Publicado em: 29 Janeiro 2025

Por: Hervé Lancelin

Categoria: Crítica de arte

Tempo de leitura: 9 minutos

Rudolf Stingel transforma radicalmente os espaços de exposição em ambientes imersivos, onde carpetes monumentais e superfícies refletoras convidam o público a tornar-se co-criador. As suas instalações redefinem as fronteiras entre a obra e o espetador, questionando os fundamentos da nossa relação com a arte.

Ouçam-me bem, bando de snobs, Rudolf Stingel, nascido em 1956 em Merano, Itália, não é apenas um simples artista que brinca com as nossas perceções. É um provocador metódico que, há mais de três décadas, dinamita sistematicamente as convenções da pintura, ao mesmo tempo que nos força a repensar a nossa relação com a arte e o espaço.

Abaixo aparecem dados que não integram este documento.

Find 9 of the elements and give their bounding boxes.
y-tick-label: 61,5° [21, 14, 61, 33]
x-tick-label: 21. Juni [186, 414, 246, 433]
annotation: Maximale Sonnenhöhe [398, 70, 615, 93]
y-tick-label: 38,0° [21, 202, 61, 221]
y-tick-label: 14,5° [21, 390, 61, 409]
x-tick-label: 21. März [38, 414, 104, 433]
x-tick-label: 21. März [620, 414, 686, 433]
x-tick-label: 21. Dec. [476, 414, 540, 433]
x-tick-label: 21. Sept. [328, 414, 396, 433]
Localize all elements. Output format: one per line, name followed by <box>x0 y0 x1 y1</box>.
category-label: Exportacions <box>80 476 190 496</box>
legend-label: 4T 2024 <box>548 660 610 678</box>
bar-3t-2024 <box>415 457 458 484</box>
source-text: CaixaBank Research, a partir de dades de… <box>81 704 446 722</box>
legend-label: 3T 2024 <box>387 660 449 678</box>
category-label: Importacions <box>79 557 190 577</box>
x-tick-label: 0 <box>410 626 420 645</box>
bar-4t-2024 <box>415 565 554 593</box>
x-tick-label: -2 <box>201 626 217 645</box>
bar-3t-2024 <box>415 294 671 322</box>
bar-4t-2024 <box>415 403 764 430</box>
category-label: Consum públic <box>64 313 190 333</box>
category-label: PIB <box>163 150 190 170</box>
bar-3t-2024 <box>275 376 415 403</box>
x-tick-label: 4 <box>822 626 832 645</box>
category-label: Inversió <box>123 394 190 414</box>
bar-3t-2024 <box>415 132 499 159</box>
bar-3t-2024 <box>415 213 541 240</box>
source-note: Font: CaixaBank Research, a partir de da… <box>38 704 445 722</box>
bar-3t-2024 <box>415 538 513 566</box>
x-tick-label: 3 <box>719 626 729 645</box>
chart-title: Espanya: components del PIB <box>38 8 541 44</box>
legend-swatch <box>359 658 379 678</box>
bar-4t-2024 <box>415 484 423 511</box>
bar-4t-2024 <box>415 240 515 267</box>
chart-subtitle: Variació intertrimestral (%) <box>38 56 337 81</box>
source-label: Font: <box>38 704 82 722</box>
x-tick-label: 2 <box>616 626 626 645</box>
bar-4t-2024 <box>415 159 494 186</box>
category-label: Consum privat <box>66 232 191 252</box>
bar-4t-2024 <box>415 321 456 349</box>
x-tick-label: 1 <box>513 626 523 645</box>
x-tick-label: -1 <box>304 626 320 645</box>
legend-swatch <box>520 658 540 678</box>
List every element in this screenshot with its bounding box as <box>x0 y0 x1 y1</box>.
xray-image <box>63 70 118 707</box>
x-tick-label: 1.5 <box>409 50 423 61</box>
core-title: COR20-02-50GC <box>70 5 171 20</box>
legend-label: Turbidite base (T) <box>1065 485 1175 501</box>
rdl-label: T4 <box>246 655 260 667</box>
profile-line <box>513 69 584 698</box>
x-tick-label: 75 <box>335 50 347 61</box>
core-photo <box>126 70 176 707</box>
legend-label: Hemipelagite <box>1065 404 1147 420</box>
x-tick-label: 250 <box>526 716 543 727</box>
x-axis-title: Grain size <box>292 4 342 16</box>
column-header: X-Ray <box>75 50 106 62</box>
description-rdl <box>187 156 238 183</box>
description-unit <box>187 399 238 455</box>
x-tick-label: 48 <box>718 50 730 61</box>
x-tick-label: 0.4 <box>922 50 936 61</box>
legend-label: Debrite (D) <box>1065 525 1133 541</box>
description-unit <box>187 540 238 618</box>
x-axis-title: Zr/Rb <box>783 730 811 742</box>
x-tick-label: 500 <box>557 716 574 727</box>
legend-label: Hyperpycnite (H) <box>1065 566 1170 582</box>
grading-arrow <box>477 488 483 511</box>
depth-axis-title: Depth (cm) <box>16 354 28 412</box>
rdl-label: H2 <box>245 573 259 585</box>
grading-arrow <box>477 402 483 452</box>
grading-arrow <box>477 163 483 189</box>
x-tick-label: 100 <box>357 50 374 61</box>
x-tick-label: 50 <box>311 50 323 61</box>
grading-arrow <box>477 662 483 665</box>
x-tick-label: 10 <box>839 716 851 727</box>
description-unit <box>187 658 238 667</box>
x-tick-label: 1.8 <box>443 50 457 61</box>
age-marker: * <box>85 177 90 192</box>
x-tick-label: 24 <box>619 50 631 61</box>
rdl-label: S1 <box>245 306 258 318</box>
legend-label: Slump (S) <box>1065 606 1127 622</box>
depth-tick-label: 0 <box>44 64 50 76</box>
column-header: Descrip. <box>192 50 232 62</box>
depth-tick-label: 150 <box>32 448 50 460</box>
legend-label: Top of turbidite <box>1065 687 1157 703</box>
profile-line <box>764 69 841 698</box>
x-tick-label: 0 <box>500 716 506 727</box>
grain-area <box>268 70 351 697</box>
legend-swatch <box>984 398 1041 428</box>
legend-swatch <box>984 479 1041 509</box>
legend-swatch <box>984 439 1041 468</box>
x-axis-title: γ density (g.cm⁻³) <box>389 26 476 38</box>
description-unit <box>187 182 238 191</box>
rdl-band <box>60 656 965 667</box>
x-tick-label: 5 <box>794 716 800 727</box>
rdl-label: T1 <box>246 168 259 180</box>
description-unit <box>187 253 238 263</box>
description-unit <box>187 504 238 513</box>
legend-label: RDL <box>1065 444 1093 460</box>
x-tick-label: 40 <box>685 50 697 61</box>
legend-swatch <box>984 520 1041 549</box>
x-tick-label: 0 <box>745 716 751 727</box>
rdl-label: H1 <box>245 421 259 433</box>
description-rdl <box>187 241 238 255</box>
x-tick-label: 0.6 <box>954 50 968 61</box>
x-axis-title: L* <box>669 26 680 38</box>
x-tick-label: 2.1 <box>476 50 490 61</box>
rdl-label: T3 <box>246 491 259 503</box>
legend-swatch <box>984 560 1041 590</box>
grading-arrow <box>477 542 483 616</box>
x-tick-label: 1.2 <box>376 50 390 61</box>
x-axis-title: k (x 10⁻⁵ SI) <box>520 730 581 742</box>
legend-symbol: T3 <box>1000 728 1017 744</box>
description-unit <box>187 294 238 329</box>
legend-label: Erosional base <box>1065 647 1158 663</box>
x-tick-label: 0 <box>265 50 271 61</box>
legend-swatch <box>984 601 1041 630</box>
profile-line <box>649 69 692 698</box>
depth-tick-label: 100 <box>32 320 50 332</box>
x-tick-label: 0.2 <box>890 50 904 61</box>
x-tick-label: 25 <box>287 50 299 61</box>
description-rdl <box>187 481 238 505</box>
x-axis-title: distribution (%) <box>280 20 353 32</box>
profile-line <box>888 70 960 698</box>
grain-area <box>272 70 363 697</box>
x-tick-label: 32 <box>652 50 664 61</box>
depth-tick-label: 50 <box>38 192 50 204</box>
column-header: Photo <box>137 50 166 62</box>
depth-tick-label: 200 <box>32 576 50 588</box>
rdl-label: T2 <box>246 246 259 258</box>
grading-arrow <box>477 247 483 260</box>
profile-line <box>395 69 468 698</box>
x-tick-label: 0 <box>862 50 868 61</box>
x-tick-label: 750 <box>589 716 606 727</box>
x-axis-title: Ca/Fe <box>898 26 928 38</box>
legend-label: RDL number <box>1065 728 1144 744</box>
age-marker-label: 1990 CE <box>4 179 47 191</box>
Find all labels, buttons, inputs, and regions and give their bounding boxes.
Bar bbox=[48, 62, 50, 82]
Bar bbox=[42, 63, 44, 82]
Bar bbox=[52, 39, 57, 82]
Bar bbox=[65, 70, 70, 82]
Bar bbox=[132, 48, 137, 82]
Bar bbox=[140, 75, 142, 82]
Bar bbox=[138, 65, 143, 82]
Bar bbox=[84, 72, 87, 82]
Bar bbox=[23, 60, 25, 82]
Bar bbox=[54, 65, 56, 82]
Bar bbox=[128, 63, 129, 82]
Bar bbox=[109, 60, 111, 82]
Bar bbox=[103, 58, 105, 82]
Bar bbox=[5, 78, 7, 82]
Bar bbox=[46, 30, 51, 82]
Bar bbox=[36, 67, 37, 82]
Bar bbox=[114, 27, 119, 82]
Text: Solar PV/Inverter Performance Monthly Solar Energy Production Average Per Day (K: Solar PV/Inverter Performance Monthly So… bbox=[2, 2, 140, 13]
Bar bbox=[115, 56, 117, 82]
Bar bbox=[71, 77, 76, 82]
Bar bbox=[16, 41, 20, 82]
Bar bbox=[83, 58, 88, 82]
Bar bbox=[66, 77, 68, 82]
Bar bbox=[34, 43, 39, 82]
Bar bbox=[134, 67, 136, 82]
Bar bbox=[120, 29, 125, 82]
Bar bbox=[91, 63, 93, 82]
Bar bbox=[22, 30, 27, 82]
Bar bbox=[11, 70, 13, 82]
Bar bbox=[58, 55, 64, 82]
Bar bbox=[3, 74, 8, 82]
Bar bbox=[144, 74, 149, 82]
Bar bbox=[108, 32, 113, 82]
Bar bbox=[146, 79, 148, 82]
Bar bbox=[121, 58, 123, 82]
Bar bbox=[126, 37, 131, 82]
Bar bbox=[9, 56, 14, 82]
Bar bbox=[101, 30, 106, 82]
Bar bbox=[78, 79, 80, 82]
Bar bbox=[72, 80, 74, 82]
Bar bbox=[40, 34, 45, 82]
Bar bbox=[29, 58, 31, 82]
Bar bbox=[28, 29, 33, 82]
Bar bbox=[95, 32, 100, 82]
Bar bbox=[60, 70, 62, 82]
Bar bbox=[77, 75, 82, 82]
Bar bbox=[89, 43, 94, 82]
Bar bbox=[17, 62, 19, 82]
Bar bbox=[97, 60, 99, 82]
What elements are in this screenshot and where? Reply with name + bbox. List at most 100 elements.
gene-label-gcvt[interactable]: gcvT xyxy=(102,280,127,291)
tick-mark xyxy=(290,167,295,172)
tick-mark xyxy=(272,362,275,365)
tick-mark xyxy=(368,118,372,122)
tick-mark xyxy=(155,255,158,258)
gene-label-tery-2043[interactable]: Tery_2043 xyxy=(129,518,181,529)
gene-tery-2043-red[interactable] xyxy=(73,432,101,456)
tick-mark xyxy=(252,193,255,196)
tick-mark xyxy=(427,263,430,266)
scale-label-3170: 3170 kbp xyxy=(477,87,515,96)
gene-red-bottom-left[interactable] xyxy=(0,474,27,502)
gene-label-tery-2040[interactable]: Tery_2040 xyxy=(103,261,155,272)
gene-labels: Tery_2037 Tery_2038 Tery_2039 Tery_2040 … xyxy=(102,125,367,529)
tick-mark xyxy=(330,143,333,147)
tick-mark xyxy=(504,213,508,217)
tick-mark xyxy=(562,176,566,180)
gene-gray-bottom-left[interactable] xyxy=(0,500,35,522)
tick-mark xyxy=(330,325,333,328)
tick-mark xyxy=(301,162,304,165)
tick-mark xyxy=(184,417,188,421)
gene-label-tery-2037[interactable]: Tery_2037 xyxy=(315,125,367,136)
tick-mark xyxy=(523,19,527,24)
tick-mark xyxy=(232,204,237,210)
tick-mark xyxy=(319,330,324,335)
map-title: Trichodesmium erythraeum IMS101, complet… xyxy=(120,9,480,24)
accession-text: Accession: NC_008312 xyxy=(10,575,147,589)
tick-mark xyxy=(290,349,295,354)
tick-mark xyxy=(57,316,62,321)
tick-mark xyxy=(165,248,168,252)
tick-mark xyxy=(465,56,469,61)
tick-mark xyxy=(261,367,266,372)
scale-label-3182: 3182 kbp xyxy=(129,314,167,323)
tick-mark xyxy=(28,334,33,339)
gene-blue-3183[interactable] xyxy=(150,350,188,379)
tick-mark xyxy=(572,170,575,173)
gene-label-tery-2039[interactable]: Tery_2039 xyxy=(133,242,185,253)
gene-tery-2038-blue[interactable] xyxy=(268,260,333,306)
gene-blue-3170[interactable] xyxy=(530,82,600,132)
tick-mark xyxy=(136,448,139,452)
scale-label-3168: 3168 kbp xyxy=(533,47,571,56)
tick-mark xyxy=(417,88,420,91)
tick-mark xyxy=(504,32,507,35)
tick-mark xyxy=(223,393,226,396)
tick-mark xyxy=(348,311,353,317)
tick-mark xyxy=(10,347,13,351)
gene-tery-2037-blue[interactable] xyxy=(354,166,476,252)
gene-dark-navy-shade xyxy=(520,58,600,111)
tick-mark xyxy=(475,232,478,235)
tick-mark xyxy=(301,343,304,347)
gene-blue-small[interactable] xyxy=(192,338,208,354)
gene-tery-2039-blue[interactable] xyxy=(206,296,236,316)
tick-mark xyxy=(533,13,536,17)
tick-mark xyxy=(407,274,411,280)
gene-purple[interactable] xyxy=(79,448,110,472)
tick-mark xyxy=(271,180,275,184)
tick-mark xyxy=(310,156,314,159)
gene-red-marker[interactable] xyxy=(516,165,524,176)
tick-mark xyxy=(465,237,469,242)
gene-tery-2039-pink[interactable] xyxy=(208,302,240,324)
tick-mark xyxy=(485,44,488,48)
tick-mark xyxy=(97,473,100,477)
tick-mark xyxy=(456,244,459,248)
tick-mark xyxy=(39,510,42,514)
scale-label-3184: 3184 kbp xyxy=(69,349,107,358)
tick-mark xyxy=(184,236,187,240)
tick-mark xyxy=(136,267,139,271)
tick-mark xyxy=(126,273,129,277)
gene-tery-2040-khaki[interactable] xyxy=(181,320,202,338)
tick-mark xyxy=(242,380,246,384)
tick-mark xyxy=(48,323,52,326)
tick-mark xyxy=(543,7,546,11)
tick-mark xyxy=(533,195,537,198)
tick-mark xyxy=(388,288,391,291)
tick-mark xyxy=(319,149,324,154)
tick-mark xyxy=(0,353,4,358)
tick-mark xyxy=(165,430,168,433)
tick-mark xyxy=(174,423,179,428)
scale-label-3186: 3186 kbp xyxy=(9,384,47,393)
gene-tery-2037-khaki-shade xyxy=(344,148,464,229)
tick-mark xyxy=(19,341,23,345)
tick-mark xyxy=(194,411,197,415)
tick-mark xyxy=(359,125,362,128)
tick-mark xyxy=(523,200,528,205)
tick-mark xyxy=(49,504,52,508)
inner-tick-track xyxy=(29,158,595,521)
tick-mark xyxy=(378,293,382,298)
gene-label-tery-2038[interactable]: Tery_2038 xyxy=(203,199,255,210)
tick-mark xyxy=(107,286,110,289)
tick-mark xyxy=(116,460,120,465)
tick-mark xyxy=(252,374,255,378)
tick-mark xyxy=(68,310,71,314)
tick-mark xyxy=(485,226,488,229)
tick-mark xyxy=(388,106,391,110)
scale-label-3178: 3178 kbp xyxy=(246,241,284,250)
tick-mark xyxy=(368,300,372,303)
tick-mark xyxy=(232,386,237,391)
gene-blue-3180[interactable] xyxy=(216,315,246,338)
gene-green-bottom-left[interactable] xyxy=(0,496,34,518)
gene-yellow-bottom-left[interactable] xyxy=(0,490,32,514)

Aqui está um artista que tem a ousadia de transformar os nossos museus em templos estofados, as nossas galerias em gabinetes de psicanálise e os nossos espaços de exposição em terrenos de jogo conceptuais. Em 1991, para a sua primeira exposição em Nova Iorque, ele cobriu completamente o chão da galeria Daniel Newburg com um tapete laranja elétrico. Nada mais. Nem uma única tela nas paredes. Apenas esta superfície têxtil estridente que agride a retina e nos força a reconsiderar a nossa posição no espaço. Era como se Yves Klein tivesse decidido ter um filho ilegítimo com Donald Judd, e que esta criança terrível tivesse escolhido dar os seus primeiros passos num tapete IKEA.

Mas Stingel não para por aí. Em 1989, publicou “Instruções”, um manual em seis idiomas que explica passo a passo como criar as suas próprias pinturas prateadas. É como se Leonardo da Vinci tivesse publicado um guia prático para pintar a Mona Lisa, ou se Jackson Pollock tivesse comercializado um kit “Faça o seu próprio dripping”. Esta abordagem remete directamente para o conceito filosófico da morte do autor desenvolvido por Roland Barthes. Stingel leva a ideia ao extremo ao transformar o acto criativo numa simples sequência de instruções mecânicas. Diz-nos, em síntese: “Quer um Stingel? Aqui tem a receita, faça você mesmo!”.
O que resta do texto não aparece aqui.